Analysts from the United States National Security Agency, ANSSI, the French government cybersecurity organization, and Ukrainian intelligence services are assessing whether the remote sabotage of an Internet service provider’s service by satellite was the work of Russian state-backed hackers preparing the battlefield by attempting to break communications.
The digital blitz on the satellite service began on February 24 between 5 a.m. and 9 a.m., just as Russian forces began entering and firing missiles, hitting major Ukrainian cities, including the capital, Kiev.
The consequences are still under investigation, but satellite modems belonging to tens of thousands of customers in Europe have been taken offline, according to an official from the American telecommunications company Viasat, owner of the network concerned.
The hackers disabled the modems that communicate with Viasat’s KA-SAT satellite, which provides Internet access to certain customers in Europe, including Ukraine. More than two weeks later, some remain offline, resellers said Reuters.
What appears to be one of the most significant wartime cyberattacks publicly revealed to date has attracted the interest of Western intelligence services, as Viasat acts as a defense contractor for the United States and several allies.
Public contracts examined by Reuters show that KA-SAT provided internet connectivity to Ukrainian military and police units.
Pablo Breuer, a former technologist with the US Special Operations Command, or SOCOM, said the removal of satellite internet connectivity could cripple Ukraine’s ability to fight Russian forces.
“Traditional terrestrial radios only reach so far.
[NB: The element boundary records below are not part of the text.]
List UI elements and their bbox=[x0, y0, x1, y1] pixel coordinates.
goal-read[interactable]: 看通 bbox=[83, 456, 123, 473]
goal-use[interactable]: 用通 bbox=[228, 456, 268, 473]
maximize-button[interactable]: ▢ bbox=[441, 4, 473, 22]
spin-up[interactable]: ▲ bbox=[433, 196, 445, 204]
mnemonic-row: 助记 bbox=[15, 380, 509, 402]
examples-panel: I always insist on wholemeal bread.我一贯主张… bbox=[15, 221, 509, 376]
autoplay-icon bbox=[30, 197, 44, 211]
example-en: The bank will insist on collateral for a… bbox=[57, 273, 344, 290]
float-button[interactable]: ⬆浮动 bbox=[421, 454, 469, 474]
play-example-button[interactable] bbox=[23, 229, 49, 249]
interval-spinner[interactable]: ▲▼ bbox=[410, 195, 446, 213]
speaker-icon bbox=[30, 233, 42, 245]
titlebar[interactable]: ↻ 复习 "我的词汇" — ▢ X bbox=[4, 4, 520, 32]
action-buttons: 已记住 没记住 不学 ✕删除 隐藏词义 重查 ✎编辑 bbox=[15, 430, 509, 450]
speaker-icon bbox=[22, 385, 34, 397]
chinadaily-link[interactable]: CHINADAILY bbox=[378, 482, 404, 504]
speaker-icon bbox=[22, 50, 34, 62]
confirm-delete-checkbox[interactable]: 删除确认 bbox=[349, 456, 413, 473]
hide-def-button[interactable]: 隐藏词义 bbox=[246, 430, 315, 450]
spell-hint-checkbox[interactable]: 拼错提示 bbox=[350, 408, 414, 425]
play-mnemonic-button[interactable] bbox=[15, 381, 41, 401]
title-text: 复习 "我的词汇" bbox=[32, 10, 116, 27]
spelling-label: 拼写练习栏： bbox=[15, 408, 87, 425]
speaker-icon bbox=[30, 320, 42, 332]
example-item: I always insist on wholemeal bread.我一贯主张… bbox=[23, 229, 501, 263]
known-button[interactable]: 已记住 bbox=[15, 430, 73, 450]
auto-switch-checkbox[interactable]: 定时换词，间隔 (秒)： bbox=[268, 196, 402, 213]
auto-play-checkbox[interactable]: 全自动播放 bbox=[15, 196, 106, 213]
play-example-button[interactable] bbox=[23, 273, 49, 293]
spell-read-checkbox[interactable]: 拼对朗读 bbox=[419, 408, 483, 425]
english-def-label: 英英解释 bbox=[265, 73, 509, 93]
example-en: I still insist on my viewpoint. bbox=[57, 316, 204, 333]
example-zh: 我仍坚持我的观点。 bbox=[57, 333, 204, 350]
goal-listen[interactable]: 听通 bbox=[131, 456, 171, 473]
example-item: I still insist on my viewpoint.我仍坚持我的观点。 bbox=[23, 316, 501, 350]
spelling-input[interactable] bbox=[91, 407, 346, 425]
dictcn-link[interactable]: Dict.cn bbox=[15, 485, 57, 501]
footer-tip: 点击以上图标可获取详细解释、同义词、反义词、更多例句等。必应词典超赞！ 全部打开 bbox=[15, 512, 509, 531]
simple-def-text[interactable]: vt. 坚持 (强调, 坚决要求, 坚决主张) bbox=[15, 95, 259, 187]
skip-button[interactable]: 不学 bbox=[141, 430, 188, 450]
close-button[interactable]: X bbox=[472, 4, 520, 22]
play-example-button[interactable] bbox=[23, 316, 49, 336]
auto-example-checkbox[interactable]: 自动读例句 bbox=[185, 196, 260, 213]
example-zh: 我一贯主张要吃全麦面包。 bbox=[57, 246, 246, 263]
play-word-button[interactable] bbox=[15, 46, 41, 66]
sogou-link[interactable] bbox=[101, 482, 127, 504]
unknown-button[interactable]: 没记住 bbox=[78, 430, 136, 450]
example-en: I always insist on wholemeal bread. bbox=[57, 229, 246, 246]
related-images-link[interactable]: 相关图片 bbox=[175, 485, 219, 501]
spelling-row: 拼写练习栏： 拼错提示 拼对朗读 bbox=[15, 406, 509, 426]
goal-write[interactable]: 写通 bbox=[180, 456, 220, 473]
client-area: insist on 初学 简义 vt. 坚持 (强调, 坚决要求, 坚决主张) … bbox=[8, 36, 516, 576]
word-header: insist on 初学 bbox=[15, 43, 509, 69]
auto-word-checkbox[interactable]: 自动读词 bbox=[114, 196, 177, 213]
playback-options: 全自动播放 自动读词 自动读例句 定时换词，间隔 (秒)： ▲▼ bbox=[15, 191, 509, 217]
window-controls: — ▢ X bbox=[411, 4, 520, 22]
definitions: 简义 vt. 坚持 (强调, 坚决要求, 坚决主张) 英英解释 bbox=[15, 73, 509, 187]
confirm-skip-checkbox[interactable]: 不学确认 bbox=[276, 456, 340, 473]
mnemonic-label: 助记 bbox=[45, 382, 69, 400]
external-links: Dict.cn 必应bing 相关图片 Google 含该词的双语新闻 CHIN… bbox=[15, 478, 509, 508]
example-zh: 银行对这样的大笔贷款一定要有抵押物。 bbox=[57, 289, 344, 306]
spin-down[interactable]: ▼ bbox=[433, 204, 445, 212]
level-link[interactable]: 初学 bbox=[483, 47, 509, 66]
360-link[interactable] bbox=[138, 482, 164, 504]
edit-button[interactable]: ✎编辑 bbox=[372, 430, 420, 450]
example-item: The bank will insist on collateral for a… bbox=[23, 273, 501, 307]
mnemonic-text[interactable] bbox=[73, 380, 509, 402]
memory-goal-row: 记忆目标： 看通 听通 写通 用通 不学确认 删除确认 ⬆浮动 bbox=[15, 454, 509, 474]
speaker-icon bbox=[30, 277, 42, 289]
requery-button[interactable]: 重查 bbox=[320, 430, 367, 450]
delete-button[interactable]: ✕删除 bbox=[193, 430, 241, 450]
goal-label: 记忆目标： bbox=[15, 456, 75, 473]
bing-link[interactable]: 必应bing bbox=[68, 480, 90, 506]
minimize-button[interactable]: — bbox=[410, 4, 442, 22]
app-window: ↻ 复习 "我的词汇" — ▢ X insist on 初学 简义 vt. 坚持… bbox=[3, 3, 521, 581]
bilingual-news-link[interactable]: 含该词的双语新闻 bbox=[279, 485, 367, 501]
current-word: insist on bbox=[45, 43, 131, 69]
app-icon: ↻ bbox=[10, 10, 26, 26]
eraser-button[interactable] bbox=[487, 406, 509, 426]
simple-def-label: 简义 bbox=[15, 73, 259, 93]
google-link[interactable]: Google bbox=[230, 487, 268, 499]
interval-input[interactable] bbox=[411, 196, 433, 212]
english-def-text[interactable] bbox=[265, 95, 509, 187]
If you’re using modern smart systems, smart weapons, trying to do combined arms maneuvers, then you have to rely on those satellites,” Breuer said.
The Russian Embassy in Washington did not immediately return a message seeking comment.
Moscow has repeatedly dismissed allegations of involvement in cyberattacks.
Russian soldiers have besieged Ukrainian towns in what the Kremlin describes as a “denazification” operation that has been denounced by the West as an unprovoked assault and has led to harsh sanctions against Moscow as punishment.
Viasat said in a statement that the disruption to customers in Ukraine and elsewhere was triggered by a “deliberate, isolated and external cyber event,” but has yet to provide a detailed, public explanation of what happened.
“The network has stabilized and we are restoring service and activating endpoints as quickly as possible,” spokesman Chris Phillips said in an email, adding that the company is prioritizing “critical infrastructure and help humanitarian”.
The affected modems seemed completely inoperative, according to Jaroslav Stritecky, who heads Czech telecommunications company INTV.
Normally, he said, the SurfBeam 2 Curved Modems’ four status lights would indicate whether they were connected to the Internet. After the attack, the lights of the devices manufactured by Viasat did not turn on at all.
The Viasat manager said a misconfiguration in the satellite network’s “management section” allowed hackers to remotely access modems, knocking them offline.
He said most of the affected devices would need to be reprogrammed either by a technician on site or at a repair depot and some would need to be replaced.
The Viasat manager was not explicit about what the “management section” of the network was referring to and declined to provide further details.
KA-SAT and its associated ground stations, which Viasat bought last year from European company Eutelsat, are still operated by a subsidiary of Eutelsat.
Eutelsat referred the questions to Viasat.
Viasat has hired US cybersecurity firm Mandiant, which specializes in tracking state-sponsored hackers, to investigate the intrusion, according to two people familiar with the matter.
Spokespeople for the NSA, ANSSI and Mandiant declined to comment.
Viasat said government customers who purchased services directly from the company were unaffected by the disruption.
The KA-SAT network is however operated by a third party, which in turn contracts out the service through various distributors.
Over the past few years, Ukraine’s military and security services have purchased several different communications systems that operate on Viasat’s network, according to contracts published on ProZorro, a Ukrainian transparency platform.
A message seeking comment from the Ukrainian military was not immediately returned.
Some Internet distributors are still waiting to replace their devices.
Stritecky, the Czech telecommunications executive, said he did not blame Viasat.
He recalled coming into work the morning of the invasion and seeing a monitor showing regional satellite coverage in the Czech Republic, neighboring Slovakia and Ukraine, all in red.
“It was immediately clear what happened,” he said.